Herbstblätter bedecken die weite Fläche der Bühne. Ein riesiger Raum, in dem die Figuren oft verloren wirken – wie hinausgeworfen in eine Welt in Dunkelheit oder Zwielicht, in der sie keine Orientierung finden. Nur die Gräber sind Bezugspunkte: ein erdiges Kindergrab und ein alter Sarkophag aus rissig-moosigem Stein. Dorthin werden die Toten gekippt. Dort stirbt Macbeth, noch lebend schon im Grabe, mit seinen letzten Worten die Krone von sich werfend.

Kinderlosigkeit löst den blutigen Machttrieb aus: Tommi Hakala am Grab. Ein gestorbenes oder nie geborenes Kind? Foto: Matthias Jung

Kinderlosigkeit löst den blutigen Machttrieb aus: Tommi Hakala am Grab. Ein gestorbenes oder nie geborenes Kind? Foto: Matthias Jung

Das Motiv der lebenden Toten ist auch für David Hermann in seiner Inszenierung ein entscheidendes: Wenn der König die Schotten für jenes fatale Fest versammelt, auf dem ihn der Geist des ermordeten Banco in Angst und Wut entrückt, scheint er längst selbst zum Totenreich zu gehören: Er spricht mit den Ermordeten, die wie lebensgroße Marionetten auf dem Sarkophag hocken, lässt sie wie Handpuppen sprechen und nicken, echauffiert sich, als eine der Gestalten zusammenklappt. Ein grotesk-makabres Theater, von dem die Menschen um ihn herum keine Notiz nehmen. Wie bei einem Picknick in Glyndebourne sitzen sie im Herbstlaub, speisen aus geflochtenen Körben, lassen sich von Macbeth ohne Reaktion die Weinflasche wegnehmen. Mit der realen Welt hat das mörderische Königspaar nichts mehr zu tun – es ist längst in seine eigene Horrorwelt hineingestorben.

Das ist alles sehr klug, sehr konsequent und sehr detailreich erfunden – und lässt dennoch auf seltsame Weise unberührt. Vielleicht, weil uns diese Wiedergänger-Geschichte nicht interessiert. Weil die Spannung zwischen der Welt der Lebenden und der Toten im allumfassend leblosen Raum aufgelöst wird. Weil der humane und der politische Aspekt des Stücks wegsymbolisiert, wegpsychologisiert wird. Oder auch, formal argumentiert, dem spektakulären Baumstart zu Beginn szenisch nicht mehr viel folgt.

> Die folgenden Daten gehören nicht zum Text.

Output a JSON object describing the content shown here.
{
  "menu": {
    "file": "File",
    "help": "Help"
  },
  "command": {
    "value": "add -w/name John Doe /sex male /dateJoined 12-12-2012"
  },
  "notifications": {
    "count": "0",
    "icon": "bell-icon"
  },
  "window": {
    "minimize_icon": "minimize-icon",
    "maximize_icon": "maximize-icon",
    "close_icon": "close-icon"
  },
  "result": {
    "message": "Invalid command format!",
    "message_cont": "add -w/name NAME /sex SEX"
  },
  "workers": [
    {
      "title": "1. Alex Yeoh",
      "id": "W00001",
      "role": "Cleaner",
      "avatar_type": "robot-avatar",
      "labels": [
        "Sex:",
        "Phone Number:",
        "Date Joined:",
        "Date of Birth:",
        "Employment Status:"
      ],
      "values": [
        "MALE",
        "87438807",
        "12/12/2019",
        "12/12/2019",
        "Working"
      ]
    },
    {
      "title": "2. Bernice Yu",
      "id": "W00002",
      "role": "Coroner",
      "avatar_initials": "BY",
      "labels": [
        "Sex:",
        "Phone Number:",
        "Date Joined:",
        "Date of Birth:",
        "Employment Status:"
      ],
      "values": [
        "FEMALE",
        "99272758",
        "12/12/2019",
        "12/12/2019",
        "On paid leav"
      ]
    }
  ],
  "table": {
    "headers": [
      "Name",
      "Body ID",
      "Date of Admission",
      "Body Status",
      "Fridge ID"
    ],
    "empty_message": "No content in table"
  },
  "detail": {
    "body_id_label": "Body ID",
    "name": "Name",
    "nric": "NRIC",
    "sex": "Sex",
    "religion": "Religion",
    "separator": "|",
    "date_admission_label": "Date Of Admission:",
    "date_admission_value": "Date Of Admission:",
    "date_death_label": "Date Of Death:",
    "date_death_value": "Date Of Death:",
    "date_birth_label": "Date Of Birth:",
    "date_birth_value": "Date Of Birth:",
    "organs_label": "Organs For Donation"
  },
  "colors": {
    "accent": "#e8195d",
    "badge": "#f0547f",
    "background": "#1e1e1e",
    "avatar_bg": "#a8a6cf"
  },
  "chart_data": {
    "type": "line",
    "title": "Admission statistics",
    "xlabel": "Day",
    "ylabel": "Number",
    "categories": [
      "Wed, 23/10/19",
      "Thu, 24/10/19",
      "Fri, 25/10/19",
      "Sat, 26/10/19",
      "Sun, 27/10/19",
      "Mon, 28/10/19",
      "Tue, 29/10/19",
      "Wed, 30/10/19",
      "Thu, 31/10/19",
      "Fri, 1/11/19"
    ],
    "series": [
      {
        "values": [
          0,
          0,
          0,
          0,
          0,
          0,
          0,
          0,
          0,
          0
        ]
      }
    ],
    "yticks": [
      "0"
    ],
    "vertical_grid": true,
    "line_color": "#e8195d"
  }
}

Ein riesiger Baum reißt sich los, kämpft sich hinauf in den dunklen Himmel. Foto Matthias Jung

Ein riesiger Baum reißt sich los, kämpft sich hinauf in den dunklen Himmel. Foto Matthias Jung

Die Hexenchöre schallen aus der unbestimmten Dunkelheit; die Erscheinungen im dritten Akt sind ein beziehungsreicher, aber szenisch läppisch gelöster Aufmarsch schwangerer Frauen. Das Bild des leidenden Volkes zu Beginn des vierten Aktes – der Chor schiebt sich durch den Zuschauerraum nach vorne – bleibt stumpf; die blutigen Kinderleichen um den Sarkophag auf der Bühne wirken dazu wie ein zu billig geratener Schockeffekt. Auch die zwei Zeit-Ebenen, durch Hetzers Kostüme gekennzeichnet, helfen nicht wirklich weiter.

So spitzt sich das Drama nicht zu, sondern verläuft sich eher in den Bildern. Ein Grund mag sein, dass Hermann mehr auf die sorgfältig gesetzten symbolischen Gesten setzt als auf eine sprechende Personenführung. Der glänzende Handschuh, den Macbeth vom Arm des toten Duncan streift – ist es „la man rapace“, die „räuberische Hand“, die er gegen seine erklärte Absicht dann doch erhebt? Wenn Macbeth den toten Banco mit einer Lilie peitscht – ist es eine Chiffre für den verzweifelten Hass auf den Mann, der Kinder hat? Kleine Jungs in Anzügen plagen den König – sind es die drohenden Nachkommen Bancos?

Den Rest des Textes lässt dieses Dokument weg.